What to Expect From Free Tiers
- RoastGPT – Limited roasts per day, core personas (e.g. Tech Recruiter). Enough for a solid first pass and a follow-up after you’ve made changes.
- Jobscan / Teal – Limited scans or resumes per month. Best used for your top 1–3 target roles.
- Grammarly – Free version covers grammar and basic clarity; premium adds style and tone suggestions.
- Resume graders – Often 1–3 free reports or a single score; good for a quick check, not deep iteration.
None of these free tiers will replace a dedicated human coach or a paid service but they can get you most of the way there if you use them in sequence and act on the feedback.
When to Start With a Free Roast
If you’re not sure where your resume is failing:
- Upload your resume to Roast My Resume (free).
- Pick a persona that matches your target (e.g.
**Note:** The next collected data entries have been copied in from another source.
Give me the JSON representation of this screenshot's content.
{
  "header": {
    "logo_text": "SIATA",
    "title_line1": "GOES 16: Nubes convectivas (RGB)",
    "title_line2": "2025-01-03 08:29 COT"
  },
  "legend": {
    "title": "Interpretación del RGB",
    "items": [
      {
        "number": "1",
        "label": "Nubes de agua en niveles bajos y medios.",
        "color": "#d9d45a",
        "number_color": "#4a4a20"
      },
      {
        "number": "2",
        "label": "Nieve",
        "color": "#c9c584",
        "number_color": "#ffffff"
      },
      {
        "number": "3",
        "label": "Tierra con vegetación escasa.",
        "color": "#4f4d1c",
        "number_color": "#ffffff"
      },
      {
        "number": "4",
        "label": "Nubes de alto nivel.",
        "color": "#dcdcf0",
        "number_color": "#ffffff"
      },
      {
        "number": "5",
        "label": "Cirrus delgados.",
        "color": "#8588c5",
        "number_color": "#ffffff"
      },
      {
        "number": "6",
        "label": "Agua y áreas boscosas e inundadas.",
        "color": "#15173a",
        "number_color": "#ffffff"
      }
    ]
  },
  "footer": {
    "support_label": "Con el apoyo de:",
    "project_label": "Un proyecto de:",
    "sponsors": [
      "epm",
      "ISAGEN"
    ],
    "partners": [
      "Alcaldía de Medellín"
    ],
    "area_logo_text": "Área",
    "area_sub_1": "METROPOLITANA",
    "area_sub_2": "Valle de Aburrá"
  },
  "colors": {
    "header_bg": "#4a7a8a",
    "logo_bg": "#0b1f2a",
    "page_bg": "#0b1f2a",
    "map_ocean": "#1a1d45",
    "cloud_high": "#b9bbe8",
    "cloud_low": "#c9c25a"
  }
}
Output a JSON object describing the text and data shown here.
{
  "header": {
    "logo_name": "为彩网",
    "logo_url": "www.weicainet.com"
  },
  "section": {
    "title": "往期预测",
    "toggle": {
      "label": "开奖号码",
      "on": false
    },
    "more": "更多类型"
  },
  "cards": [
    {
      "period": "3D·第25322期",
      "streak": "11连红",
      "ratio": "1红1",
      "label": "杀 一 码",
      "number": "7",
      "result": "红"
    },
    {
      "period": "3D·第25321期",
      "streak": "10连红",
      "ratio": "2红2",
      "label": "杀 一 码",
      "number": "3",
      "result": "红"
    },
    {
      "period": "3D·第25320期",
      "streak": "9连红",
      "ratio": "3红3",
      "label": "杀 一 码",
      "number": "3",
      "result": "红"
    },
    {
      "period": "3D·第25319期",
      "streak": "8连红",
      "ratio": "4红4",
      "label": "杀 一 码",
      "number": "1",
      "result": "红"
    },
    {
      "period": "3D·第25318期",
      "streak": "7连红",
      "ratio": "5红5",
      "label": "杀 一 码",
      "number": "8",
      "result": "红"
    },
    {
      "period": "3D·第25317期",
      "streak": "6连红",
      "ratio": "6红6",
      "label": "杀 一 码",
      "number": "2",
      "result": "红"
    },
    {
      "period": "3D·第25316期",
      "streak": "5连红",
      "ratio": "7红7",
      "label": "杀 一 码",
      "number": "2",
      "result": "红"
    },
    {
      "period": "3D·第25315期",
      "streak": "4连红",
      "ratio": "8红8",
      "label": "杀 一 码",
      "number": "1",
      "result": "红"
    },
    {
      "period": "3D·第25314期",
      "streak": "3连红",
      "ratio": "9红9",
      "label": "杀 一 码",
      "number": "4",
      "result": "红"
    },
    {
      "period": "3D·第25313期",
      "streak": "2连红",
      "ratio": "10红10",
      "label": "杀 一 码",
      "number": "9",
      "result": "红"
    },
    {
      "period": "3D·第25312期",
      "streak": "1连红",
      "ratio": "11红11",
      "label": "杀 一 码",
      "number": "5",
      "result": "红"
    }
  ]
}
Tech Recruiter for tech, Corporate HR for corporate roles).
- Read the scores and section feedback and fix the top 3–5 issues.
- Re-run the roast (if you have free roasts left) or run it through an ATS/keyword tool for a specific job.
- Polish with Grammarly or spell-check before sending.
That way you’re not guessing, you’re fixing what the AI (and recruiter-style personas) say is holding you back. Free resume review tools work best when you use one for diagnosis (like the roast) and others for optimization and polish (ATS, grammar, consistency).
Summary
Free resume review tools can give you real value without a credit card: ATS and keyword checks (Jobscan, Teal), grammar and clarity (Grammarly, Word, Google Docs), and content and impact feedback (RoastGPT's Roast My Resume). Use a small stack roast first for content, then ATS/keywords for job fit, then grammar for polish and you’ll cover what matters most. Start with a free roast to see what’s actually hurting your chances, then layer on the rest.